Start from the beginning
                                    

   "Di cafe Sweety ice, Nyonya bilang bayinya ingin makan es krim di sini dan meminta kami mengantarnya Tuan," jelaskan Chris sambil mengusap keringatnya dag dig dug ia menunggu sahutan sang Tuan.

   "Bayi?" gumam Ezra berpikir, hingga detik berikutnya ia mulai mengerti, "Jadi Istriku sedang mengidam ya," senyum gelinya ia tau alasan kenapa gadis itu membodohi para bodyguard nya.

   "Baiklah aku akan menyusul kesana," beritahu Ezra lalu menutup telponnya.

  "Alasan yang bagus sayang, tapi akan lebih bagus lagi jika itu sungguhan," senyum gelinya sambil beranjak dari ruangannya.

   'Ia harus menemani istrinya makan es krim bukan, secara Istri menggemaskannya itu sedang 'ngidam'.

  Ezra menghentikan mobilnya tepat di samping mobil yang di bawa Megan, para orangnya langsung menghampiri membuat kening Ezra mengeryit.

  "Kenapa kalian di sini?"

  "Nyonya menyuruh kami menunggu di luar, katanya ... bayinya tidak nyaman makan jika kami ada," sahut Chris sambil menatap was-was melihat ekspresi Tuannya, marahkah? Atau langsung menatap tajam.

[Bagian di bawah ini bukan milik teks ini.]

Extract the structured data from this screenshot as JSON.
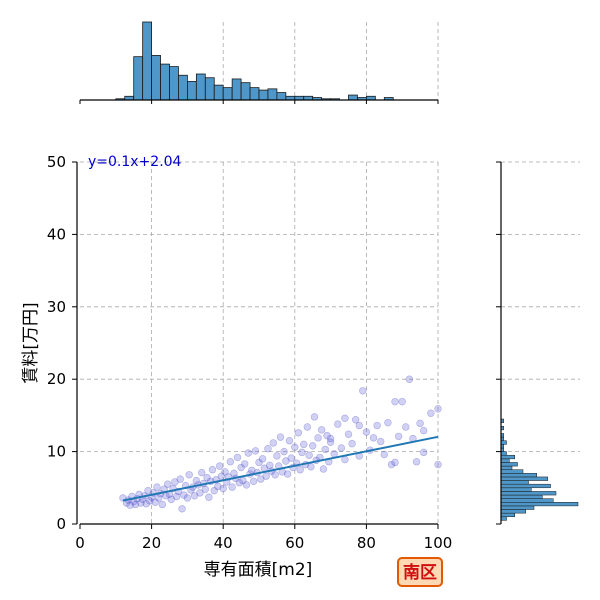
{
  "chart_data": {
    "type": "scatter",
    "xlabel": "専有面積[m2]",
    "ylabel": "賃料[万円]",
    "xlim": [
      0,
      100
    ],
    "ylim": [
      0,
      50
    ],
    "xticks": [
      "0",
      "20",
      "40",
      "60",
      "80",
      "100"
    ],
    "yticks": [
      "0",
      "10",
      "20",
      "30",
      "40",
      "50"
    ],
    "grid": true,
    "annotation": "y=0.1x+2.04",
    "badge": "南区",
    "regression": {
      "slope": 0.1,
      "intercept": 2.04,
      "x_range": [
        12,
        100
      ]
    },
    "points": [
      [
        12,
        3.6
      ],
      [
        13,
        2.9
      ],
      [
        13.5,
        3.3
      ],
      [
        14,
        2.6
      ],
      [
        14.5,
        3.8
      ],
      [
        15,
        3.1
      ],
      [
        15.5,
        2.7
      ],
      [
        16,
        3.5
      ],
      [
        16.5,
        4.1
      ],
      [
        17,
        2.9
      ],
      [
        17.5,
        3.4
      ],
      [
        18,
        3.9
      ],
      [
        18.5,
        2.8
      ],
      [
        19,
        4.6
      ],
      [
        19.5,
        3.2
      ],
      [
        20,
        3.7
      ],
      [
        20.5,
        4.3
      ],
      [
        21,
        3.0
      ],
      [
        21.5,
        5.1
      ],
      [
        22,
        3.6
      ],
      [
        22.5,
        4.2
      ],
      [
        23,
        2.7
      ],
      [
        23.5,
        4.8
      ],
      [
        24,
        3.9
      ],
      [
        24.5,
        5.5
      ],
      [
        25,
        4.1
      ],
      [
        25.5,
        3.4
      ],
      [
        26,
        4.9
      ],
      [
        26.5,
        5.8
      ],
      [
        27,
        3.8
      ],
      [
        27.5,
        4.5
      ],
      [
        28,
        6.2
      ],
      [
        28.5,
        2.1
      ],
      [
        29,
        4.0
      ],
      [
        29.5,
        5.3
      ],
      [
        30,
        3.6
      ],
      [
        30.5,
        6.8
      ],
      [
        31,
        4.7
      ],
      [
        31.5,
        5.1
      ],
      [
        32,
        3.9
      ],
      [
        32.5,
        6.0
      ],
      [
        33,
        5.4
      ],
      [
        33.5,
        4.3
      ],
      [
        34,
        7.1
      ],
      [
        34.5,
        5.6
      ],
      [
        35,
        4.8
      ],
      [
        35.5,
        6.4
      ],
      [
        36,
        3.7
      ],
      [
        36.5,
        5.9
      ],
      [
        37,
        7.5
      ],
      [
        37.5,
        4.6
      ],
      [
        38,
        6.1
      ],
      [
        38.5,
        5.2
      ],
      [
        39,
        8.0
      ],
      [
        39.5,
        6.6
      ],
      [
        40,
        4.9
      ],
      [
        40.5,
        7.2
      ],
      [
        41,
        5.8
      ],
      [
        41.5,
        6.5
      ],
      [
        42,
        8.6
      ],
      [
        42.5,
        5.1
      ],
      [
        43,
        7.0
      ],
      [
        43.5,
        6.3
      ],
      [
        44,
        9.2
      ],
      [
        44.5,
        5.7
      ],
      [
        45,
        7.8
      ],
      [
        45.5,
        6.0
      ],
      [
        46,
        8.3
      ],
      [
        46.5,
        5.4
      ],
      [
        47,
        9.8
      ],
      [
        47.5,
        6.9
      ],
      [
        48,
        7.4
      ],
      [
        48.5,
        5.9
      ],
      [
        49,
        10.1
      ],
      [
        49.5,
        7.1
      ],
      [
        50,
        8.5
      ],
      [
        50.5,
        6.2
      ],
      [
        51,
        9.0
      ],
      [
        51.5,
        7.7
      ],
      [
        52,
        6.6
      ],
      [
        52.5,
        10.4
      ],
      [
        53,
        8.1
      ],
      [
        53.5,
        7.3
      ],
      [
        54,
        11.2
      ],
      [
        54.5,
        6.8
      ],
      [
        55,
        9.4
      ],
      [
        55.5,
        8.0
      ],
      [
        56,
        12.0
      ],
      [
        56.5,
        7.2
      ],
      [
        57,
        10.0
      ],
      [
        57.5,
        8.7
      ],
      [
        58,
        6.9
      ],
      [
        58.5,
        11.5
      ],
      [
        59,
        9.1
      ],
      [
        59.5,
        7.8
      ],
      [
        60,
        10.6
      ],
      [
        60.5,
        8.4
      ],
      [
        61,
        12.6
      ],
      [
        61.5,
        7.5
      ],
      [
        62,
        9.9
      ],
      [
        62.5,
        11.0
      ],
      [
        63,
        8.2
      ],
      [
        63.5,
        13.4
      ],
      [
        64,
        9.5
      ],
      [
        64.5,
        7.9
      ],
      [
        65,
        10.8
      ],
      [
        65.5,
        14.8
      ],
      [
        66,
        8.8
      ],
      [
        66.5,
        11.9
      ],
      [
        67,
        9.2
      ],
      [
        67.5,
        13.0
      ],
      [
        68,
        7.6
      ],
      [
        68.5,
        10.3
      ],
      [
        69,
        12.2
      ],
      [
        69.5,
        8.6
      ],
      [
        70,
        11.3
      ],
      [
        71,
        9.7
      ],
      [
        72,
        13.8
      ],
      [
        73,
        10.5
      ],
      [
        74,
        8.9
      ],
      [
        75,
        12.4
      ],
      [
        76,
        11.1
      ],
      [
        77,
        14.4
      ],
      [
        78,
        9.4
      ],
      [
        79,
        18.4
      ],
      [
        80,
        12.7
      ],
      [
        81,
        10.2
      ],
      [
        83,
        13.6
      ],
      [
        84,
        11.4
      ],
      [
        85,
        9.6
      ],
      [
        86,
        14.0
      ],
      [
        87,
        8.2
      ],
      [
        88,
        16.9
      ],
      [
        89,
        12.1
      ],
      [
        90,
        16.9
      ],
      [
        91,
        13.4
      ],
      [
        92,
        20.0
      ],
      [
        93,
        11.8
      ],
      [
        94,
        8.6
      ],
      [
        95,
        13.9
      ],
      [
        96,
        12.9
      ],
      [
        98,
        15.3
      ],
      [
        100,
        15.9
      ],
      [
        100,
        8.2
      ],
      [
        96,
        9.9
      ],
      [
        88,
        8.5
      ],
      [
        82,
        11.9
      ],
      [
        78,
        13.6
      ],
      [
        74,
        14.6
      ],
      [
        70,
        11.8
      ]
    ],
    "top_histogram": {
      "bin_edges": [
        0,
        2.5,
        5,
        7.5,
        10,
        12.5,
        15,
        17.5,
        20,
        22.5,
        25,
        27.5,
        30,
        32.5,
        35,
        37.5,
        40,
        42.5,
        45,
        47.5,
        50,
        52.5,
        55,
        57.5,
        60,
        62.5,
        65,
        67.5,
        70,
        72.5,
        75,
        77.5,
        80,
        82.5,
        85,
        87.5,
        90,
        92.5,
        95,
        97.5,
        100
      ],
      "counts": [
        0,
        0,
        0,
        0,
        1,
        3,
        35,
        63,
        36,
        29,
        27,
        20,
        15,
        21,
        18,
        12,
        10,
        17,
        14,
        10,
        8,
        9,
        6,
        3,
        3,
        3,
        2,
        1,
        1,
        0,
        4,
        2,
        3,
        0,
        2,
        0,
        0,
        0,
        0,
        0
      ]
    },
    "right_histogram": {
      "bin_edges": [
        0,
        0.5,
        1,
        1.5,
        2,
        2.5,
        3,
        3.5,
        4,
        4.5,
        5,
        5.5,
        6,
        6.5,
        7,
        7.5,
        8,
        8.5,
        9,
        9.5,
        10,
        10.5,
        11,
        11.5,
        12,
        12.5,
        13,
        13.5,
        14,
        14.5,
        15
      ],
      "counts": [
        0,
        2,
        5,
        9,
        12,
        28,
        19,
        15,
        20,
        11,
        18,
        10,
        17,
        13,
        8,
        4,
        6,
        3,
        5,
        2,
        1,
        1,
        2,
        1,
        1,
        0,
        1,
        0,
        1,
        0
      ]
    }
  }
}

Pada hal tiap hari juga disuguhi tatapan dingin.

  Ezra menghembuskan nafas berjalan memasuki cafe tersebut matanya menyusuri setiap meja, mencari di mana gadis itu duduk. Mengabaikan tatap orang yang terkejut dan kagum melihatnya, merasa tidak menemukan Ezra berjalan kearah kasih.

  "Di mana gadis itu?" tanyanya tanpa perlu menyebut nama Megan, ia yakin semua orang sudah tau siapa gadisnya.

  Diana tersentak dari kekagumannya meski di suguhi tampang dingin, tetap saja kepincut, "O, anda mencari Kak Megan?"

  Ezra mengangguk setengah malas, siapa lagi coba yang dicarinya kalau bukan gadisnya.

  "Kak Megan di ruangan atas lagi sama kak Eva," beritahu Diana dengan malu-malu.

  Ezra mengangguk mengerti lalu bergegas menaiki tangga menuju ruangan yang di beritahukan, sesampainya tanpa perlu mengetuk ia langsung membuka.

  Matanya menatap tajam dengan tangan yang mencekram erat ganggang pintu, menggeram dalam hati melihat ruangan tersebut kosong tidak ada siapa-siapa.

  "Kau benar-benar nakal sayang," geram Ezra sudah tau ia gadis itu pasti sedang kabur, setengah kasar menutup pintu ia berjalan cepat turun dengan wajah penuh emosi. Membuat Orang-orang yang tapi menatapnya kagum jadi menciut melihat wajah dingin tajamnya.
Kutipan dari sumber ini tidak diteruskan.